No experimento, dois chimpanzés precisavam trabalhar juntos se quisessem comer as uvas que estavam dentro de uma caixa de plástico. A tarefa não era muito simples. Cada animal era posicionado de um lado do recipiente. O que estava atrás da caixa precisava usar um ancinho para empurrar as frutas até que elas caíssem sobre uma plataforma. Então, cabia ao animal da frente passar uma vara por um buraco e inclinar a plataforma, fazendo as uvas caírem no chão para poderem ser devoradas. Sozinho, um animal não teria acesso a todo o ambiente, logo não poderia alcançar às guloseimas.
Para complicar ainda mais a missão, as duas ferramentas eram dadas a um dos animais, que precisava perceber que tinha de passar um dos objetos para o parceiro ajudá-lo. De 12 chimpanzés testados, 10 perceberam a necessidade de dar ao companheiro uma das ferramentas para que ele o ajudasse a concluir a tarefa. E em 73% das tentativas, os animais acertaram qual a ferramenta mais adequada para o colega desempenhar sua função de empurrar as uvas sobre a plataforma.
“Esse estudo fornece a primeira evidência de que um dos nosso primos mais próximos consegue prestar atenção às ações do parceiro em uma tarefa colaborativa, e mostra que eles sabem que o colega não só precisar estar ali como também deve realizar um papel específico para que ambos sejam bem-sucedidos.
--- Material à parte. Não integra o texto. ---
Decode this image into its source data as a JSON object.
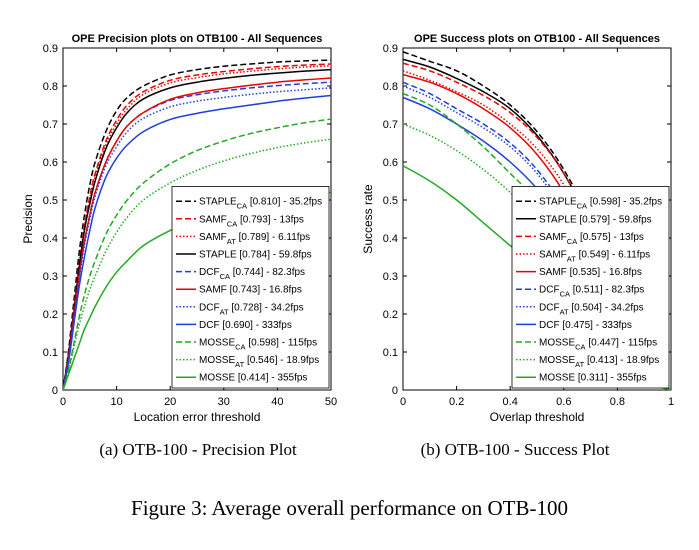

A pesquisa deixa claro que esses animais podem trabalhar juntos de uma maneira estratégica, pensando não apenas que é necessário agir em conjunto, mas também que cada um deve fazer sua parte para obterem sucesso”, diz , em um comunicado, Alicia Melis, coautora do artigo e professora assistente de ciência comportamental na Universidade de Warwick.
Segundo a especialista, houve uma grande diferença individual em relação a quão rapidamente o animal que recebeu as ferramentas transferiu uma delas para o outro primata. No entanto, assim que essa transferência ocorria uma vez, em testes seguintes ela ocorria em 97% das vezes. “Embora chimpanzés, geralmente, sejam muito competitivos quando buscam ter acesso a alimentos e prefiram trabalhar sozinhos e monopolizar a comida, o experimento mostra que eles estão dispostos e são capazes de apoiar um parceiro quando o sucesso próprio depende do outro.”
Ancestral comum
Na opinião de Melis, o fato de os animais expressarem a capacidade colaborativa é um forte indício de que ela se trata de uma característica evolutiva. “Essas são habilidades encontradas tanto nos chimpanzés quanto nos homens, logo essas capacidades podiam estar presentes no ancestral comum das duas espécies, antes de os homens desenvolverem a própria e complexa forma de colaboração”, prossegue Melis.
Ela ressalta que o tipo de ação exigida dos primatas durante o experimento é bem mais complexa que trabalhos em grupo observados em outros animais. “Muitas espécies cooperam para alcançar objetivos de benefício mútuo, como defender um território ou caçar uma presa. Contudo, o nível de coordenação intencional permeando essas ações é geralmente obscuro. O sucesso da empreitada poderia estar relacionado a ações independentes visando a mesma meta”, argumenta a cientista.
Ética
Os animais que participaram do experimento vivem no Santuário de Chimpanzés Sweetwaters, no Quênia, que fornece refúgio a animais órfãos apreendidos enquanto eram comercializados ilegalmente. Segundo os autores, a pesquisa foi aprovada por comitês de ética do santuário e por autoridades quenianas. Em nenhum momento os animais foram impedidos de se alimentar ou de beber água, e eles podiam deixar de participar da tarefa a qualquer momento.